Pesisir dalam Perhatian Prabu Siliwangi

- 21.27
advertise here
advertise here
Nurhata


Sekitar abad ke-15, wilayah kekuasaan Pajajaran, antara lain, meliputi Cirebon, Karawang, dan Banten. Sang Raja Prabu Siliwangi tidak menghendaki pusat kekuasaanya didekati oleh orang-orang Islam. Orang-orang Islam hanya dizinkan menempati wilayah pinggiran: pesisir.

Prabu Siliwangi memprediksi, kelak orang-orang yang berada pinggiran itu akan memiliki kekuatan besar. Kekuatannya akan mempengaruhi situasi politik Pajajaran, bahkan bisa menaklukannya. Namun, mereka juga tidak bisa disingkirkan begitu saja, karena keberadaannya membawa keuntungan tersendiri bagi Pajajaran, terutama ekonomi.

Agar orang-orang yang bermukim di pesisir tetap berada di bawah kendalinya, maka Prabu Siliwangi menikahi seorang santri yang sedang mondok di Pesantren Syekh Quro, Karawang. Namanya Nyi Subang Keranjang. Ada yang menyebutnya Nyi Subang Larang.

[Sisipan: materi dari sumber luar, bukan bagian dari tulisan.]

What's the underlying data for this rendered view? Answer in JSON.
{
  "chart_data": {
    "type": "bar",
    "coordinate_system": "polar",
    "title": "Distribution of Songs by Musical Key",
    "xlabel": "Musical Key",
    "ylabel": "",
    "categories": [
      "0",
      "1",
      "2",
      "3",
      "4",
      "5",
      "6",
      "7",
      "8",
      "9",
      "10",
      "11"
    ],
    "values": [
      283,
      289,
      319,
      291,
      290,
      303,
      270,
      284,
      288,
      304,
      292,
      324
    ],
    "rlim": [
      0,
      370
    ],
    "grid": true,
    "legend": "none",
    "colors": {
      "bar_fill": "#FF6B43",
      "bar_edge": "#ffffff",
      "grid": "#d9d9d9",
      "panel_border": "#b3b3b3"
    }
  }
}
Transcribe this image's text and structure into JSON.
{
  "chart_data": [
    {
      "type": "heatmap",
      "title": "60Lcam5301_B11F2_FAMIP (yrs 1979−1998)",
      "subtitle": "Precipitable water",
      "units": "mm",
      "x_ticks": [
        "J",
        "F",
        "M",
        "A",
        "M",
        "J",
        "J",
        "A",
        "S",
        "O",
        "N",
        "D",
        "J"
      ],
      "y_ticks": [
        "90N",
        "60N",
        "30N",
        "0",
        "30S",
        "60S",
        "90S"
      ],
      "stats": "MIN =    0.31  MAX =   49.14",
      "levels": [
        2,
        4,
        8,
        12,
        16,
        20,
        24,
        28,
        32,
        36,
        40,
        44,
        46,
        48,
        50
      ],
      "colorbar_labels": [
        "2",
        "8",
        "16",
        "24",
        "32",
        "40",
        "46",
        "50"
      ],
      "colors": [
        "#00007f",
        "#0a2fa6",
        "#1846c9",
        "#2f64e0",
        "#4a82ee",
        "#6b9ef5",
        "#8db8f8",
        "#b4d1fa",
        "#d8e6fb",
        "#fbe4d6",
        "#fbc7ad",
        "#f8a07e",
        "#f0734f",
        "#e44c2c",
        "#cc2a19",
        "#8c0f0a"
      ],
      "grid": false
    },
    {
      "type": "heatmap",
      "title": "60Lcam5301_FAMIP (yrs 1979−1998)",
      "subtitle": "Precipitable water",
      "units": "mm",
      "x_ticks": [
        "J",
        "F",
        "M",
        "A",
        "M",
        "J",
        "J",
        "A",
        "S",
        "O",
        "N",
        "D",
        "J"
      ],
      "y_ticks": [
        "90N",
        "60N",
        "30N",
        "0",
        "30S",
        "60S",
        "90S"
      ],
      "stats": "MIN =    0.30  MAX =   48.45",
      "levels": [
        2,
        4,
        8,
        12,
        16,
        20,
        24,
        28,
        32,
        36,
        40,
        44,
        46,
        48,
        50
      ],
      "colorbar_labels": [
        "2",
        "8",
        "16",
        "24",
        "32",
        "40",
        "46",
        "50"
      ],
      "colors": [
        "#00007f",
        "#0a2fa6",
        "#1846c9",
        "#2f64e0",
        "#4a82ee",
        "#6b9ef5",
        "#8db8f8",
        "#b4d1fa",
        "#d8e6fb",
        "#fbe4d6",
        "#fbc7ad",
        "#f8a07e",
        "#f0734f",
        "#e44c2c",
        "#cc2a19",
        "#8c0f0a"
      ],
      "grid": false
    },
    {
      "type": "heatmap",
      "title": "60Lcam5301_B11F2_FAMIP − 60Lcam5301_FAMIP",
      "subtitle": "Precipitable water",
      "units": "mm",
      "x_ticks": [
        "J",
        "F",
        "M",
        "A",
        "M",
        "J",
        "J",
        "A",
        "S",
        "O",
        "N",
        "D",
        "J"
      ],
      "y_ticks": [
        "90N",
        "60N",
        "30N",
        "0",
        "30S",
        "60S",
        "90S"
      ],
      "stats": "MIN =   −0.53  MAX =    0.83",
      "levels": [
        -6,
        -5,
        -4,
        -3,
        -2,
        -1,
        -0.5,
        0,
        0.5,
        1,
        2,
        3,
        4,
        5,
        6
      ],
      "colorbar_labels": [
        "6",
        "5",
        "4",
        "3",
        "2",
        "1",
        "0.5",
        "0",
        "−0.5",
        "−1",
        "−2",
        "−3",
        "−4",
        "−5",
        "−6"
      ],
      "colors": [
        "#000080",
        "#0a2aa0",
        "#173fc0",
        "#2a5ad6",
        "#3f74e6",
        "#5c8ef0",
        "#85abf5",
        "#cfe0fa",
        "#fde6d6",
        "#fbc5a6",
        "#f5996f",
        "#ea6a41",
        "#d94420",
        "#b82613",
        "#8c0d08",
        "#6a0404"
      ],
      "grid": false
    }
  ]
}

Asal Syekh Quro dari Cempa. Ia masuk ke tanah Jawa melalui jalur perdagangan, dari pintu Aceh, hingga akhirnya tiba di Pulau Jawa. Sedangkan asal Subang Larang dari Negara Singapura (Cirebon).

Garis silsilah Syekh Quro terhubung sampai ke Syamsu Tamres, terus menyambung ke Gusti Kanjeng Nabi Muhammad. Syamsu Tamres digambarkan pada cerita Carub Kandha, sebagai sesesorang yang sangat sakti. Ia tidak mempan terhadap senjata apapun. Bila dibandingkan, Syamsu Tamres itu seperti Bambang Wisanggeni, putra Arjuna, yang dibuang ke kawah candradimuka.

Usaha memperistri Nyi Subang Larang sempat mengalami tarik-ulur dengan Syekh Quro. Bagaimana pun juga, Syekh Quro adalah orang tuanya, seperti hubungan santri dan kiai saat ini. Negosiasi berlangsung alot. Satu di antara persyaratannya, suatu hari nanti, anak-anak Nyi Subang Larang diperbolehkan tetap mesantren di Syekh Quro. Ini bagian dari strategi dakwahnya.

Singkat cerita, Nyi Subang Larang memiliki tiga anak: Pangeran Walangsungsang, Nyi Mas Rarasantang, dan Raja Sengara. Di usianya yang masih sangat muda, mereka bertiga hendak berguru kepada Syekh Quro. Namun, Prabu Siliwangi mengingkari janjinya.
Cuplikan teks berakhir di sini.